Truxima, Celltrion’s Rituxan-referencing biosimilar, obtained sales approval from the European Medicines Agency in February. The drug has already begun sales in the UK and is expected to hit additional markets in the region in the coming months.
Celltrion has also submitted its Herceptin-referencing biosimilar, Herzuma, to the EMA. The European drug regulator is expected to grant its approval within this year, the CEO said.
Moreover, the firm is planning to submit both Truxima and Herzuma to the US Food and Drug Administration by June. It has been filing petitions to nullify additional patents on Herceptin that have been filed by Roche to extend the drug’s patent life as well.

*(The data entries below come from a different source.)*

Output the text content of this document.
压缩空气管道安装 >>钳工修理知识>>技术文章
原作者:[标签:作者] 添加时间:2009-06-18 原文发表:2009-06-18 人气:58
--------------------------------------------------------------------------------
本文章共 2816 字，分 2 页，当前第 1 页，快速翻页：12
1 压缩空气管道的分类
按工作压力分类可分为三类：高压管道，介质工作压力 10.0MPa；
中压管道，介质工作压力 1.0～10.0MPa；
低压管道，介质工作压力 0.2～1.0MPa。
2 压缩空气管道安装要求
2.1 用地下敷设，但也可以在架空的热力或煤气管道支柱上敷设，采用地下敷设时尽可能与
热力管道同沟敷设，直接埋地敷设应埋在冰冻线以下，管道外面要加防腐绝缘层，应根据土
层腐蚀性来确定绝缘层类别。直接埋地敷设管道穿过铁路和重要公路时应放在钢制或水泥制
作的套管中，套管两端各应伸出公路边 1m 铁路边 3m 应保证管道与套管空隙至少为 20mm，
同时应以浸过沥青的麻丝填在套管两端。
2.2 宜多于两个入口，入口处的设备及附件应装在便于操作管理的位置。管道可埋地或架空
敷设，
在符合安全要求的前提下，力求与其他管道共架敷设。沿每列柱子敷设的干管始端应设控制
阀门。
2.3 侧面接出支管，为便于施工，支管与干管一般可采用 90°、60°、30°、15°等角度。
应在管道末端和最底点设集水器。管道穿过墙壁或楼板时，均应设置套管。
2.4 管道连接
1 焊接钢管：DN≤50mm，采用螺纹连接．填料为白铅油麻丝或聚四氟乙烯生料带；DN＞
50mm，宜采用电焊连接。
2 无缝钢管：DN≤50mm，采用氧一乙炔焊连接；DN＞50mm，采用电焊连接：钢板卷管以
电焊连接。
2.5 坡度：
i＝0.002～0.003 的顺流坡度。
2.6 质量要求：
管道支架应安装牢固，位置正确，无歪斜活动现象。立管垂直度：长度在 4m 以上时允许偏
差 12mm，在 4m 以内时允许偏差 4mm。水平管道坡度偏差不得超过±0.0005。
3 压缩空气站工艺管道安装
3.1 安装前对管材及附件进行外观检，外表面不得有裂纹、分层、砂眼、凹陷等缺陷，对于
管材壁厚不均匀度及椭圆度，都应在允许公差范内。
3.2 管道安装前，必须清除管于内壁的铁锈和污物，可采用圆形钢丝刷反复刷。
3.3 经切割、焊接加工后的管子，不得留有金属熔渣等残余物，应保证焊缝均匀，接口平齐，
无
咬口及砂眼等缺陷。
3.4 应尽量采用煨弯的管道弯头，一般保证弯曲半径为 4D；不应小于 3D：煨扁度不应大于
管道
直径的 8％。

As the sales of its three biosimilar drugs are set to take off, Celltrion plans to expand its production capacity, as well as seek partnership with global contract manufacturing organizations. And Samsung BioLogics, another dominant player in the biopharma industry, is no exception.
“Why not?” said Kim. “Certain conditions including pricing should be met. But in general, I’d say we could find better ways by establishing cooperation with a fellow Korean company (in pioneering Korea’s biopharma industry).”